Understand the tax implications associated with the chosen investment options. Consider the impact of taxation on the monthly income generated.
Investing 10 lakhs to get monthly income in India requires careful consideration and understanding of various investment options. Fixed deposits, Post Office Monthly Income Scheme, debt mutual funds, dividend-paying stocks, REITs, and systematic withdrawal plans offer avenues for consistent income. Each option comes with its risks, returns, and tax implications, and it is crucial to align your investments with your financial goals and risk tolerance.
Before making any investment decisions, conduct thorough research, assess your investment objectives, and consult with a financial advisor if needed. Diversifying your investments, staying updated with market trends, and reviewing your portfolio periodically is key to maintaining a successful income-generating investment strategy.

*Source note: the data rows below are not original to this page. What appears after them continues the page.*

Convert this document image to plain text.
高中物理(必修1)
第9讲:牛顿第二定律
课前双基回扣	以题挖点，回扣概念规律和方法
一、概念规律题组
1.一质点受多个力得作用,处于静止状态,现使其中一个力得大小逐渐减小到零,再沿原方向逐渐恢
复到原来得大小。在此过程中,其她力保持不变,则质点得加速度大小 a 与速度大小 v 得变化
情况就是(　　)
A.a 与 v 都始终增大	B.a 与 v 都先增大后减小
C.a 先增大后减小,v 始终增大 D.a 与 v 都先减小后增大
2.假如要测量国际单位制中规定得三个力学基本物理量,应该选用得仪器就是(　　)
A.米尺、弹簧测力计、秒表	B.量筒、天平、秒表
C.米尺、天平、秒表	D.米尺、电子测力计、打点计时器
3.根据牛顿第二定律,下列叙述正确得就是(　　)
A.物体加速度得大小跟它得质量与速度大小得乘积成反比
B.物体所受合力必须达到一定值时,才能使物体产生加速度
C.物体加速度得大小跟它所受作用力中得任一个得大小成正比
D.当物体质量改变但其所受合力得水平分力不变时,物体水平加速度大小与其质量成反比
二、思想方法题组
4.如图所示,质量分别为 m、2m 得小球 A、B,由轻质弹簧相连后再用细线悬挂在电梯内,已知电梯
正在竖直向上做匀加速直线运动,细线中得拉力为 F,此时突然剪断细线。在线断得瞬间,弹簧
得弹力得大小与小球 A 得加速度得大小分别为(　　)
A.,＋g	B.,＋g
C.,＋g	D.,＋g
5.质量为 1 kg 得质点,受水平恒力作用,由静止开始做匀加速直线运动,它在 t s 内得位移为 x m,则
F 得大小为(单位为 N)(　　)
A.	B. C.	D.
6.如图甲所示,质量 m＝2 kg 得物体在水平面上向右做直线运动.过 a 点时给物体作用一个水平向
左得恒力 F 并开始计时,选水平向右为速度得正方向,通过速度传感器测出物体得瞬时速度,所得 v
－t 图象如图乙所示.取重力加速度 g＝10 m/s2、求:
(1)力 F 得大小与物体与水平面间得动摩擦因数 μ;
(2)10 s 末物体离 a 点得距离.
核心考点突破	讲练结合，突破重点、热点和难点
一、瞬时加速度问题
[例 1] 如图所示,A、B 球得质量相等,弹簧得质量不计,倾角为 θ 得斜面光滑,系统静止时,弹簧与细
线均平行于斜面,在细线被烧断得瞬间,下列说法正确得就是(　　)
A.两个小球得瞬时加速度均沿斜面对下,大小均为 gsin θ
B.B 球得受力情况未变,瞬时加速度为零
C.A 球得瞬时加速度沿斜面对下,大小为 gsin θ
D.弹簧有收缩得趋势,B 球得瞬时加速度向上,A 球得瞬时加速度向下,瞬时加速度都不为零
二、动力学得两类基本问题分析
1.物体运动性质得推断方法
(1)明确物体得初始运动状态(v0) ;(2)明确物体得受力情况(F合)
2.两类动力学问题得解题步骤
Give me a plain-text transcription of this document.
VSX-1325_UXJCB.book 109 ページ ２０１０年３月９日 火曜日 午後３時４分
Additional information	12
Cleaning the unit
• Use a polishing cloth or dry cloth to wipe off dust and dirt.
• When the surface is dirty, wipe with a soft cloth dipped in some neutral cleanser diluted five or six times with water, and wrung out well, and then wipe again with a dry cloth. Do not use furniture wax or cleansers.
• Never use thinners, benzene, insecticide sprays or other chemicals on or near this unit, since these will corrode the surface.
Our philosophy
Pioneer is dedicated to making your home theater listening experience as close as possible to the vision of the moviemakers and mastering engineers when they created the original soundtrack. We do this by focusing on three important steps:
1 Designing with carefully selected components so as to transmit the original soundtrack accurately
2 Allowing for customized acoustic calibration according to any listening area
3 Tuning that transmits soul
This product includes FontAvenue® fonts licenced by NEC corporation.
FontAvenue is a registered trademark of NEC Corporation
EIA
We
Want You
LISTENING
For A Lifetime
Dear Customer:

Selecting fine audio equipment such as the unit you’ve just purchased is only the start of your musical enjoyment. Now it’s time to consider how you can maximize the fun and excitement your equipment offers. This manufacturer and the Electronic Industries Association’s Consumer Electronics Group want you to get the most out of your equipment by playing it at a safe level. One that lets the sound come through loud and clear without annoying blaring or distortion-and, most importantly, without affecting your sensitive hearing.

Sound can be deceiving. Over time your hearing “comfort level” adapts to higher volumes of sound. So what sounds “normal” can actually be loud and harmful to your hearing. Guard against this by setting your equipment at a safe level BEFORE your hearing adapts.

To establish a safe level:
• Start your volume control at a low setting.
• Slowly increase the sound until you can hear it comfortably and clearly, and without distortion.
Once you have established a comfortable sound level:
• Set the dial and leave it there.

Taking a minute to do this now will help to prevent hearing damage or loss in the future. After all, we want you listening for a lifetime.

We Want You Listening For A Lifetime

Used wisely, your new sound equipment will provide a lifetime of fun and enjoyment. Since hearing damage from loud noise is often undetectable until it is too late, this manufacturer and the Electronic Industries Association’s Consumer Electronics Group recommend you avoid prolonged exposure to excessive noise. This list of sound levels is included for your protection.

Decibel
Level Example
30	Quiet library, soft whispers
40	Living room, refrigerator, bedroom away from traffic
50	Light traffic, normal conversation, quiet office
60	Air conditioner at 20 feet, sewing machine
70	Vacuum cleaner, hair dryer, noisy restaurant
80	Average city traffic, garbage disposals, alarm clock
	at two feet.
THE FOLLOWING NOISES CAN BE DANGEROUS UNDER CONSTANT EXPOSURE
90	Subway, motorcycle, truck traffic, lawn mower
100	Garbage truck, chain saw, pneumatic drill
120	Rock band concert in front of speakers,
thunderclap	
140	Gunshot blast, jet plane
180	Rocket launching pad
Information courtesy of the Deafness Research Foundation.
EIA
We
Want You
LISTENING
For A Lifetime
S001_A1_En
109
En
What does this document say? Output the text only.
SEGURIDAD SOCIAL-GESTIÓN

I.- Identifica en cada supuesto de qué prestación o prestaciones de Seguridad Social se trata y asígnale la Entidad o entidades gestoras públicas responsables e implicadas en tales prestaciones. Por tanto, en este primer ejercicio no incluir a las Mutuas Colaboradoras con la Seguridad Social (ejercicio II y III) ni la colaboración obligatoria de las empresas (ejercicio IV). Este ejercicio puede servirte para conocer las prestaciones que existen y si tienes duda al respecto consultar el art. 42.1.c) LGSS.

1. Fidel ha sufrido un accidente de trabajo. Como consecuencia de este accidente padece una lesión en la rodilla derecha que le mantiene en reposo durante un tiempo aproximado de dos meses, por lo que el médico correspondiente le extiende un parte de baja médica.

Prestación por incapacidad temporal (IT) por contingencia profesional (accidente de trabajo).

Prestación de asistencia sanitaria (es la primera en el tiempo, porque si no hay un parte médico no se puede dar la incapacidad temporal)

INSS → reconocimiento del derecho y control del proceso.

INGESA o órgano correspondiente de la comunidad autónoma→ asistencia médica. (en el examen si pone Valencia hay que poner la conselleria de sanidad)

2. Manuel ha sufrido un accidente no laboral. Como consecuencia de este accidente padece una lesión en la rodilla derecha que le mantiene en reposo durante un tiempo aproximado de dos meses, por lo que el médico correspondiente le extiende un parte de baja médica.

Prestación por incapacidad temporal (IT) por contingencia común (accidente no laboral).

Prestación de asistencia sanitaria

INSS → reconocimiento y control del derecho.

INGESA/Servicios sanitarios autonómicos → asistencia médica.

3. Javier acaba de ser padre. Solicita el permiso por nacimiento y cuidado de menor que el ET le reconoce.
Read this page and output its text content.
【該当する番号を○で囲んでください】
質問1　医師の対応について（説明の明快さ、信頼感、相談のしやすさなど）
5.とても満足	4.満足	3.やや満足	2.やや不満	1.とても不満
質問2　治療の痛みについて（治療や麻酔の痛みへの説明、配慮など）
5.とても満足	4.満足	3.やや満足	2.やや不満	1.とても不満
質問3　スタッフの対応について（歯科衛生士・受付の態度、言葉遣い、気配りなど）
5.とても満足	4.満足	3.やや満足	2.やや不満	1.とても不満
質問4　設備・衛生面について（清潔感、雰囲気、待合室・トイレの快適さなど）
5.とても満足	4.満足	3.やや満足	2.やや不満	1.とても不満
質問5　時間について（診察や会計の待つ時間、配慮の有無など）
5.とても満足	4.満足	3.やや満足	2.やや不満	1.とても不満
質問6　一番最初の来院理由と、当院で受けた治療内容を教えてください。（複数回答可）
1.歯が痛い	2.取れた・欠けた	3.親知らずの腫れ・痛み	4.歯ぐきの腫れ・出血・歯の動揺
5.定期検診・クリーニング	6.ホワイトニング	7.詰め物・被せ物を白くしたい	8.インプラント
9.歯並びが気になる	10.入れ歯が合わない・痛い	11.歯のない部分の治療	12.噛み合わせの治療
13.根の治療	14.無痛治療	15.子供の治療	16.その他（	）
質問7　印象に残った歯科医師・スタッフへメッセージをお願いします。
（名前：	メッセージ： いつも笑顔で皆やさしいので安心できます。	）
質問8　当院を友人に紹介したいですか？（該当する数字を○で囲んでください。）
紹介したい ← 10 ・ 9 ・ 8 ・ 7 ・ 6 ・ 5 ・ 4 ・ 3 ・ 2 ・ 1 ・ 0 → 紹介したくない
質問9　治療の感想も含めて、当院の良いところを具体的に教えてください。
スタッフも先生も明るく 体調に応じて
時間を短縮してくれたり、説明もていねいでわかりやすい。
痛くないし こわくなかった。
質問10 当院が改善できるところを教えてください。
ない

Assetmonk, an emerging and fast-growing alternative investment platform in India, focuses on delivering outstanding investment opportunities supported by real estate assets. With a significant presence in Mumbai, investors have the opportunity to explore a wide range of carefully selected, high-yielding projects sourced from the thriving private markets in the country. By investing a minimum of Rs. 10 lakhs in our structured debt offerings in commercial real estate, investors can confidently secure a guaranteed Internal Rate of Return (IRR) of 17 percent.
- A Comprehensive Guide On Fixed Income Investments.
- Structured Debt Backed by Real Estate vs. Debt Mutual Funds: Exploring Risk and Yield Potential.
- Structured Debt Backed by Real Estate vs Public Provident Fund.
Q1. How to invest 12 lakhs for monthly income?
A. The best way to invest Rs 12 lakhs for monthly income is structured debt real estate. Structured debt backed by real estate refers to investment products that offer fixed-income opportunities by utilizing real estate assets as collateral. Real estate-backed investments can offer attractive returns through interest payments and potential capital appreciation. Generally, these investments have the potential to yield returns ranging from 12 percent to 18 percent.
Q2. Which investment will give me monthly income?
A. Commercial real estate structured debts will give you monthly income. You only need to invest with just Rs. 10 lacs and get an assured iRR of 17 percent via Assetmonk.
Q3. How to invest 15 lakhs for monthly income?
A. Fixed deposits, Post Office Monthly Income Scheme, debt mutual funds, dividend-paying stocks, REITs, and systematic withdrawal plans offer avenues for 15 lakhs with consistent income.
Q4. Can I invest money and get monthly income?
A. Yes, you can invest money and get monthly income. In fact, the best way to invest and get monthly income is via real estate. You can get real estate monthly income via rental income.